In 2024, the rate declined modestly compared with 2023, moving around the 54.3% to 54.6% range during the first four months of the year. January 2024 was 54.35%, February was 54.26%, March was 54.64%, and April was 54.45%. The improvement was real, but limited.
In 2025, informality increased again. The rate was 54.31% in January, rose to 54.83% in February, reached 55.41% in March, and stood at 55.00% in April. The latest available reading, January 2026, was 54.78%, above January 2025 and still very high by any labor-market standard.
Interpretation and economic signal
The current signal is one of persistent labor informality. Even when unemployment is low, a high informal employment rate can weaken the quality of the labor-market signal. It means many workers may be employed, but without formal contracts, stable benefits, adequate protection, or full integration into the tax and social-security system.

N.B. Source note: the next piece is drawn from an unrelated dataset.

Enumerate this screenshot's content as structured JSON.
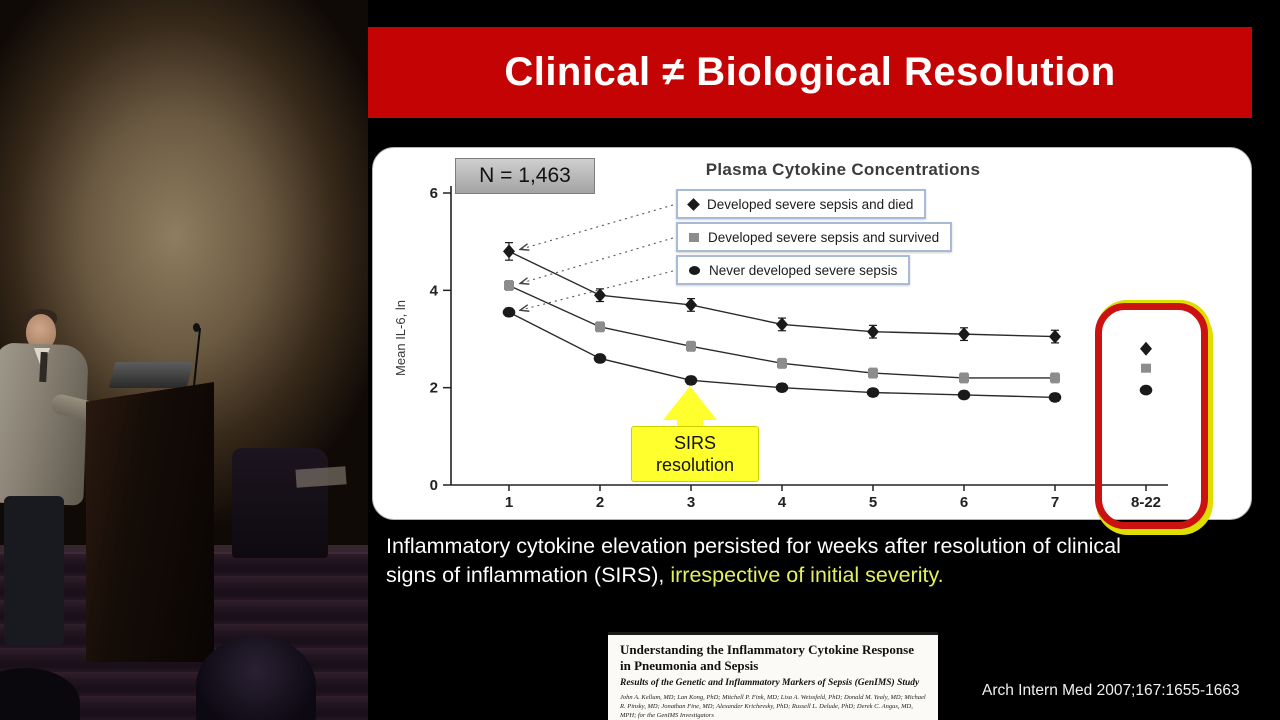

High informality can also limit productivity growth. Informal firms and jobs often face lower access to credit, weaker incentives for training, smaller scale, and less technological adoption. This can keep output per worker below potential and reduce the economy’s ability to generate sustained real income gains.
From an Austrian perspective, persistent informality can reflect barriers that make formal labor and business activity too costly or rigid. Excessive regulation, tax complexity, high compliance costs, and weak legal certainty can push workers and firms toward informal arrangements. In that sense, informality is not only a labor-market statistic, but also a signal about institutional frictions in the productive structure.
Overall, Mexico’s informal employment rate suggests that labor-market strength should be interpreted carefully. A high share of informal work can coexist with low unemployment, but it points to weaker job quality, lower productivity, and less durable household income security.
Conclusion
Mexico’s informal employment rate stood at 54.78% in January 2026. This is slightly above the 54.31% recorded in January 2025 and remains close to the levels observed over the previous years.
The current signal is one of persistent informality. A stronger labor-market outlook would require not only job creation, but also a sustained shift from informal to formal employment, supported by productivity, institutional quality, and lower barriers to formal economic activity.